The government’s continued dependence on donors to finance its budget, its failure to implement fully the year 2011/12 budget and high recurrent expenditure in the forthcoming budget look to be major sources of heated debate when parliamentarians start discussing the 2012/13 budget next week.
Most legislators have expressed eagerness to contribute to the debate, slated for June 18 through June 21 as some began registering their names even before the budget was tabled in the National Assembly on Thursday.
A number of legislators who spoke to The Guardian shortly after Minister for Finance and Economic Affairs Dr. William Mgimwa had read the budget speech expressed their dissatisfaction with several areas in which, they said, the government had failed to show due seriousness and commitment in the public interest.
Moses Machali, MP for Kasulu Urban (NCCR-Mageuzi) said the budget was not realistic, adding that he did not expect anything new in the presented budget estimates as they were simply full of figures as in past budgets.
“I doubt the government’s commitment and seriousness to implement this budget. Look at what happened to the 2011/12 budget. Most local governments received less than 30 per cent of the funds which were allocated to development projects. How can they implement the lined up projects without money?” Machali queried.
“A clear example is the Ministry of Transport which received only 46.5 per cent of the total funds budgeted for various activities. Does the government honestly expect the ministry to operate efficiently?
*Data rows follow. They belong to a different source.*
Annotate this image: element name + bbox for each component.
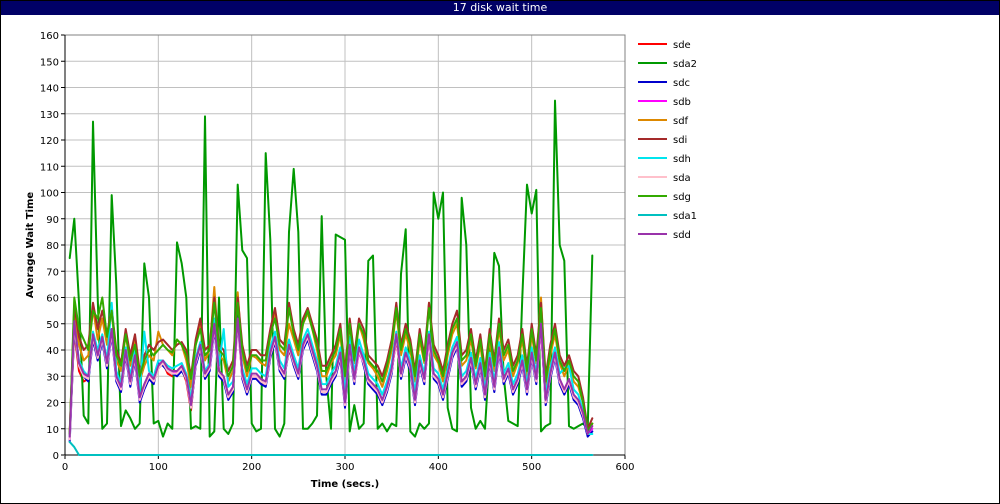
y-tick-label: 120 [40,136,59,147]
y-tick-label: 70 [46,267,59,278]
legend-label-sdb: sdb [673,97,691,108]
series-lines [68,99,594,456]
chart-title: 17 disk wait time [1,1,999,15]
y-tick-label: 30 [46,372,59,383]
y-axis-label: Average Wait Time [25,192,36,299]
y-tick-label: 110 [40,162,59,173]
y-tick-label: 10 [46,425,59,436]
series-line-sdf [68,286,594,433]
legend-label-sdf: sdf [673,116,689,127]
legend-label-sde: sde [673,40,691,51]
legend-label-sda: sda [673,173,691,184]
series-line-sda2 [68,99,594,438]
x-axis-label: Time (secs.) [311,479,380,490]
series-line-sdh [68,301,594,438]
series-line-sdd [68,317,594,438]
tick-labels: 0 10 20 30 40 50 60 70 80 90 100 110 120 130 140 150 160… [40,31,635,473]
x-tick-label: 600 [615,462,634,473]
x-tick-label: 300 [335,462,354,473]
series-line-sdi [68,296,594,435]
y-tick-label: 150 [40,57,59,68]
legend-label-sda1: sda1 [673,211,697,222]
x-tick-label: 400 [429,462,448,473]
legend-label-sdi: sdi [673,135,687,146]
y-tick-label: 50 [46,320,59,331]
legend: sde sda2 sdc sdb sdf sdi sdh sda sdg sda1 sdd [638,40,697,241]
legend-label-sdg: sdg [673,192,691,203]
y-tick-label: 130 [40,110,59,121]
legend-label-sdd: sdd [673,230,691,241]
y-tick-label: 100 [40,189,59,200]
y-tick-label: 0 [53,451,59,462]
y-tick-label: 60 [46,294,59,305]
legend-label-sda2: sda2 [673,59,697,70]
y-tick-label: 80 [46,241,59,252]
x-tick-label: 500 [522,462,541,473]
x-tick-label: 200 [242,462,261,473]
x-tick-label: 100 [149,462,168,473]
x-tick-label: 0 [62,462,68,473]
y-tick-label: 140 [40,84,59,95]
series-line-sda1 [68,440,594,456]
series-line-sdg [68,296,594,435]
legend-label-sdc: sdc [673,78,690,89]
y-tick-label: 20 [46,399,59,410]
legend-label-sdh: sdh [673,154,691,165]
y-tick-label: 40 [46,346,59,357]
y-tick-label: 160 [40,31,59,42]
y-tick-label: 90 [46,215,59,226]
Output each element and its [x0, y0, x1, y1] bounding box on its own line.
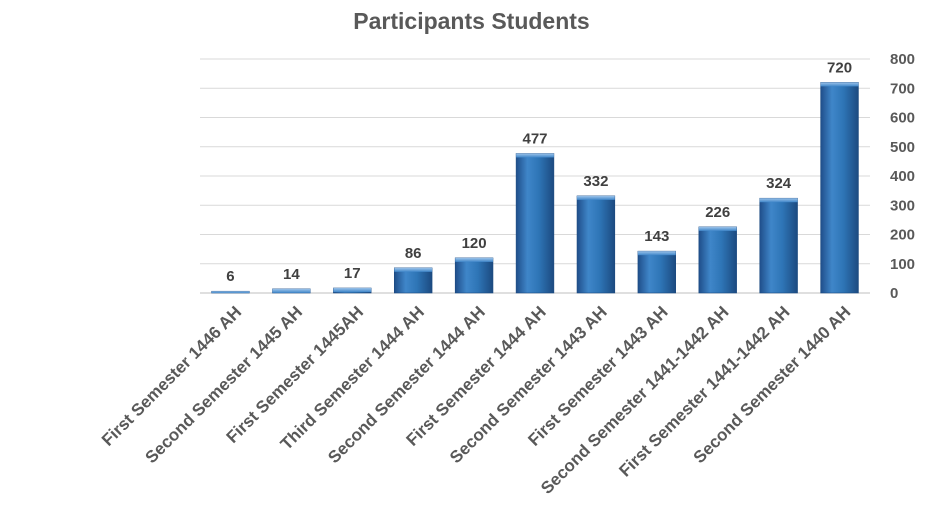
- bar-cap: [333, 288, 372, 293]
- bar: [454, 257, 494, 294]
- bar-cap: [698, 226, 737, 231]
- y-tick-label: 100: [890, 256, 915, 273]
- y-tick-label: 800: [890, 51, 915, 68]
- y-tick-label: 0: [890, 285, 898, 302]
- data-label: 332: [583, 173, 608, 190]
- y-tick-label: 300: [890, 197, 915, 214]
- y-tick-label: 400: [890, 168, 915, 185]
- data-label: 14: [283, 266, 300, 283]
- data-label: 226: [705, 204, 730, 221]
- data-labels: 6 14 17 86 120 477 332 143 226 324 720: [226, 59, 852, 285]
- bar-cap: [455, 257, 493, 262]
- data-label: 86: [405, 245, 422, 262]
- data-label: 17: [344, 265, 361, 282]
- y-axis-ticks: 0 100 200 300 400 500 600 700 800: [890, 51, 915, 302]
- bar: [393, 267, 433, 294]
- chart-title: Participants Students: [353, 8, 590, 34]
- bar: [759, 197, 798, 294]
- bar-cap: [211, 291, 250, 293]
- bars: [211, 82, 859, 294]
- bar: [576, 195, 616, 294]
- y-tick-label: 700: [890, 80, 915, 97]
- data-label: 120: [462, 235, 487, 252]
- bar-cap: [637, 251, 676, 256]
- bar: [637, 250, 676, 294]
- bar-cap: [272, 288, 311, 293]
- bar-cap: [577, 195, 615, 200]
- y-tick-label: 500: [890, 139, 915, 156]
- y-tick-label: 200: [890, 227, 915, 244]
- data-label: 720: [827, 59, 852, 76]
- y-tick-label: 600: [890, 110, 915, 127]
- data-label: 477: [522, 130, 547, 147]
- bar: [515, 153, 555, 294]
- bar-cap: [820, 82, 859, 87]
- data-label: 143: [644, 228, 669, 245]
- data-label: 6: [226, 268, 234, 285]
- bar-cap: [759, 198, 798, 203]
- bar: [820, 82, 859, 294]
- bar-cap: [516, 153, 554, 158]
- bar-cap: [394, 267, 433, 272]
- bar: [698, 226, 737, 294]
- data-label: 324: [766, 175, 792, 192]
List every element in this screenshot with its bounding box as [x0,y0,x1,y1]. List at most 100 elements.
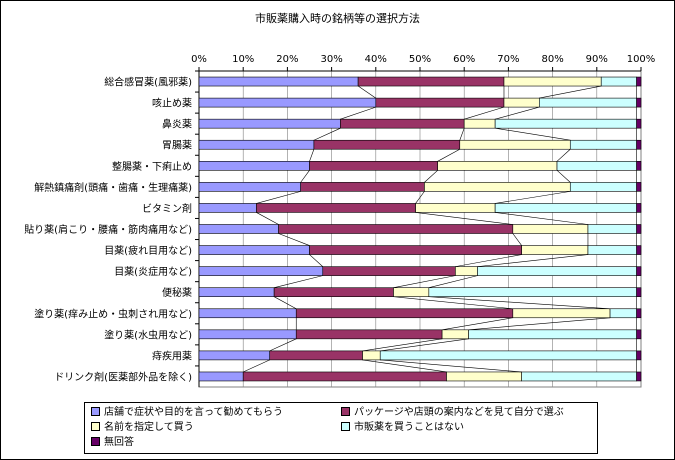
y-tick-label: 鼻炎薬 [162,118,192,131]
series-line [495,191,571,204]
series-line [313,127,341,141]
bar-segment [309,161,438,171]
legend-item: 市販薬を買うことはない [341,421,464,435]
bar-segment [521,245,589,255]
series-line [424,170,438,183]
bar-segment [459,139,571,150]
bar-segment [636,287,642,298]
bar-segment [636,76,642,87]
legend-swatch-3 [341,421,350,431]
series-line [274,275,323,288]
bar-segment [636,329,642,340]
x-tick-label: 20% [276,54,298,65]
series-line [380,359,522,373]
bar-segment [503,76,602,87]
bar-segment [424,182,571,192]
series-line [468,317,611,331]
bar-segment [600,76,637,87]
series-line [362,338,443,352]
x-tick-label: 100% [627,54,656,65]
y-tick-label: ドリンク剤(医薬部外品を除く) [54,370,192,383]
x-tick-label: 0% [191,54,207,65]
y-tick-label: 総合感冒薬(風邪薬) [104,76,192,89]
chart-plot: 0% 10% 20% 30% 40% 50% 60% 70% 80% 90% 100% 総合感冒薬(風… [24,54,656,388]
bar-segment [636,97,642,108]
legend-label: 名前を指定して買う [104,422,194,433]
bar-segment [512,224,589,234]
bar-segment [295,308,514,319]
series-line [340,106,376,120]
series-line [300,170,310,183]
series-line [256,191,301,204]
bar-segment [636,224,642,234]
legend-item: 無回答 [91,436,134,450]
bar-segment [494,203,637,213]
x-tick-label: 60% [453,54,475,65]
bar-segment [242,371,447,382]
bar-segment [569,139,637,150]
bar-segment [357,76,505,87]
bar-segment [278,224,514,234]
bar-segment [587,224,637,234]
legend-swatch-1 [341,406,350,416]
bar-segment [609,308,637,319]
bar-segment [198,308,297,319]
series-line [459,128,465,141]
x-tick-label: 30% [320,54,342,65]
bar-segment [295,329,443,340]
bar-segment [340,118,465,129]
x-tick-label: 80% [541,54,563,65]
series-line [415,191,425,204]
bar-segment [273,287,394,298]
bar-segment [256,203,416,213]
y-tick-label: 目薬(疲れ目用など) [104,244,192,257]
bar-segment [300,182,425,192]
chart-legend: 店舗で症状や目的を言って勧めてもらう パッケージや店頭の案内などを見て自分で選ぶ… [84,402,598,454]
bar-segment [446,371,522,382]
bar-segment [379,350,637,361]
series-line [442,317,513,331]
y-tick-label: 咳止め薬 [152,97,192,110]
bar-segment [636,266,642,276]
bar-segment [198,161,310,171]
legend-swatch-2 [91,421,100,431]
bar-segment [441,329,469,340]
bar-segment [198,97,377,108]
bar-segment [636,203,642,213]
x-tick-label: 90% [586,54,608,65]
bar-segment [313,139,461,150]
legend-swatch-0 [91,406,100,416]
legend-label: 無回答 [104,437,134,448]
series-line [512,233,522,246]
y-tick-label: 胃腸薬 [162,140,192,152]
bar-segment [636,350,642,361]
series-line [455,254,522,267]
bar-segment [636,118,642,129]
bar-segment [556,161,637,171]
bar-segment [539,97,637,108]
series-line [380,338,469,352]
series-line [243,359,270,373]
bar-segment [503,97,540,108]
legend-label: パッケージや店頭の案内などを見て自分で選ぶ [354,407,564,418]
bar-segment [269,350,363,361]
bar-segment [198,118,341,129]
bar-segment [309,245,522,255]
x-tick-label: 50% [409,54,431,65]
series-line [556,149,571,162]
bar-segment [428,287,637,298]
y-tick-label: 整腸薬・下痢止め [112,160,192,173]
series-line [428,275,478,288]
bar-segment [636,161,642,171]
y-tick-label: 目薬(炎症用など) [114,265,192,278]
bar-segment [569,182,637,192]
bar-segment [468,329,637,340]
series-line [278,233,310,246]
bar-segment [198,266,324,276]
x-tick-label: 10% [232,54,254,65]
series-line [428,296,611,310]
bar-segment [455,266,478,276]
bar-segment [393,287,430,298]
legend-label: 市販薬を買うことはない [354,422,464,433]
series-line [415,212,513,225]
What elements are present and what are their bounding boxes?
It is impossible, and we will tell them next week that it is time they walked the talk instead of presenting figures which have proved to be unrealistic almost every year,” he added.
Machali noted further that while it was almost every ministry’s outcry about receiving less allotted funds, it was a contradiction to hear Minister of State in the President’s Office (Social Relations and Co-ordination) Stephen Wassira claim that by April 2012 development partners had fulfilled their financial commitments by 84 per cent and domestic revenue collection stood at 104 per cent.
Wassira was presenting to the House the state of the country’s economy for the year 2011/12 and the national development plan for 2012/13 on Thursday morning.
Bariadi East lawmaker Andrew Chenge (CCM), who also serves as chairman of the Parliamentary Committee on Finance and Economy, said the difference between the funds allocated to recurrent and development expenditures was unacceptable.
“We discussed this matter exhaustively at the committee level and our position was that the budget for development expenditure be raised to 35 per cent from the proposed 30 per cent.
“This could be done by cutting on recurrent expenditure from 70 per cent to 65 per cent, but finally we resolved to give the new Finance minister the benefit of the doubt and hence accorded him the opportunity to prepare a better budget for next year (2013/14)” affirmed Chenge.
Finance minister Mgimwa has been in office for less that 45 days as he was appointed on May 4 when President Jakaya Kikwete announced a new cabinet line-up, sacking 6 cabinet ministers and two deputies due to various shortcomings, including poor office management and malpractices.
Chenge added that it was the government’s duty to gradually wean itself from donor dependence, adding that although it could not be done overnight it looked like the government was not making enough effort to do so.
Kilwa legislator Murtaza Mangungu (CCM) said there were some measures which were welcome, but expressed skepticism about the implementation of the budget.
“It is good that the government has seen the importance of reducing taxes on capital goods but I am not pleased by its continued dependence on donor funds. We have to find a way of gradually reducing this dependence with a view to eliminating it altogether. You can not be proud of depending on other nations to fund your development programmes year in, year out,” noted Mangungu.
For his part, Korogwe Urban MP Yusuph Nassir (CCM) criticised the restriction imposed on the importation of used vehicles based on the year of manufacturing, saying the move defeated the proposed reduction of taxes on gas-powered equipment and accessories.
“While we hail the reduction of taxes on gas-powered equipment, why, in the same breath, limit the importation of used vehicles to eight years since their manufacture ostensibly to avoid environmental degradation while we encourage usage of gas-powered vehicles. Why then restrict the importation of used vehicles when an alternative source of clean energy - gas – is available?” Nassir wondered.
He said he would raise his voice on the floor of the House when debating the budget estimates to ensure the proposed limitation on used vehicles was reviewed.
The budget for the financial year 2012/13 shows that the government plans to use Sh15.1 trillion, of which Sh 10.591 trillion is for recurrent expenditure and Sh 4.527 trillion is for development expenditure.
The government plans to collect Sh 8.070 trillion through taxes and Sh 644,582 billion through non-tax revenue.
Other sources are local government authorities’ own sources (Sh 362,206 billion), general budget support (Sh 842,487 billion), foreign loans and grants (Sh 2,314,231 billion), domestic borrowing (Sh 1,631,957 billion) and non-concessionary borrowing (Sh 1,254,092).